A tragedy of huge proportions. “The tragedy was of much greater proportions compared to the previous earthquake in Lombok, with 250 dead”, remarked Matteo Amigoni, Caritas Italy worker, who has lived with his family in Indonesia and in the Philippines. He works in close contact with the efficient team of Karina/Caritas Indonesia. Although Indonesia is the Country with the highest number of Muslims in the world, Catholics are respected and charity organizations actively cooperate with humanitarian organizations and national institutions. In  Sulawesi there are only two dioceses, Makassar and Manadu, which immediately opened the churches to all those displaced from their homes. The government allowed international relief aid. Amigoni will be leaving soon to visit the areas of Palu and Donggala in the island of Sulawesi. Caritas Italy has already made a contribution of 100thousand euro and has a launched a relief collection. Pope Francis has donated US$ 100,000 through the Dicastery for the Promoting Integral Human Development.

(Foto: AFP/SIR)

The situation in Sulawesi. In the beautiful island of Sulawesi, an exotic paradise for many tourists (300 have been evacuated, no victims reported), entire stretches of land have been completely devastated by the seism and by the waters. The water supply has been contaminated, electricity was restored only a few days ago, fuel returned to be available in the past hours.

“Humanitarian convoys leave every three days from Makassar, in the southern region of Sulawesi, escorted by law enforcement officers”,

Amigoni said. They are directed to the north, a 15-hour journey by land, given the huge distances in Indonesia, covered by bus or by train whenever air travel is not possible. The small airport of Palu was reopened a few hours ago but until now humanitarian relief from inside the island and from abroad was sent through Makassar.

(Foto: AFP/SIR)

Relief for first emergency intervention. St. Mary’s parish church in Palu is the point of reference and the distribution centre of Catholic humanitarian relief. For the first two/three months of emergency Karina/Caritas Indonesia will continue distributing food, water, kits for building temporary housing (shovels, wheelbarrows, nails, plastic sheeting), hygiene kits, mattresses and blankets, tents, medicines. Then, once all the rubble has been removed, programs will be developed for the reconstruction of houses and the recovery of production activities. “A high number of volunteers from across the island of Sulawesi have left to help out in the distribution of humanitarian aids – said Father Banu Kurnianto, director of Caritas Indonesia -. We want to coordinate our efforts to ensure greater support given the dramatic situation. Shops are being taken by storm because people have nothing left. Every form of aid is useful. We are being supported also by Caritas from world Countries.”

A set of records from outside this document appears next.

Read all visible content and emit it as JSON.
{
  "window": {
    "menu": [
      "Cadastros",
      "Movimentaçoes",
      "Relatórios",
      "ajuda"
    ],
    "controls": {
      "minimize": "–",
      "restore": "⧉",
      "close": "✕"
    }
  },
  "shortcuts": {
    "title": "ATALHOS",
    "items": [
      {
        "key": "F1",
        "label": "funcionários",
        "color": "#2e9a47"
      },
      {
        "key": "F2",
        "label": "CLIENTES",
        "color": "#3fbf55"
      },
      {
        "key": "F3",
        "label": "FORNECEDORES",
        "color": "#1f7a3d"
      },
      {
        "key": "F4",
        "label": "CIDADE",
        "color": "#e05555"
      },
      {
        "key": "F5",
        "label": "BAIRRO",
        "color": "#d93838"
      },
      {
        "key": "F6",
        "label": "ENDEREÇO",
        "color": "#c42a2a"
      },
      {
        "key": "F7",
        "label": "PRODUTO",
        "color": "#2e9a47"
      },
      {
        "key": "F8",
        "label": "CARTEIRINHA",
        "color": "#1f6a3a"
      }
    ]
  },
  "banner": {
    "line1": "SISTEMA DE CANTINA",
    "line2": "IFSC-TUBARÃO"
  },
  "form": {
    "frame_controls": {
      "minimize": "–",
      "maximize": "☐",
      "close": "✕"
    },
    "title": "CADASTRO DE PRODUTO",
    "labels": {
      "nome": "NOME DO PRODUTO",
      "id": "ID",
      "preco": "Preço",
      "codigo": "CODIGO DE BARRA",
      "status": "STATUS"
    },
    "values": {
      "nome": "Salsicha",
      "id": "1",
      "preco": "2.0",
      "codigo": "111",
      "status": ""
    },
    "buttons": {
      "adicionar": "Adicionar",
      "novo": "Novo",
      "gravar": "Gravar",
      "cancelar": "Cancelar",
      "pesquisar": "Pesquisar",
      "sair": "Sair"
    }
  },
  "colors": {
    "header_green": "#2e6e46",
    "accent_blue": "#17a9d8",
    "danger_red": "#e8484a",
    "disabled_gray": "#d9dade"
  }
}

“The entire Indonesian Church has given great tokens of support and solidarity, despite the repeated emergency situations”,

Amigoni pointed out.  As soon as the assessment of the needs of Karina/Caritas Indonesia is completed, he will launch an appeal through Caritas Internationalis to collected the funds. Contributions can also be made online through the website of Caritas Italy, specifying “Indonesia” as the reason for payment.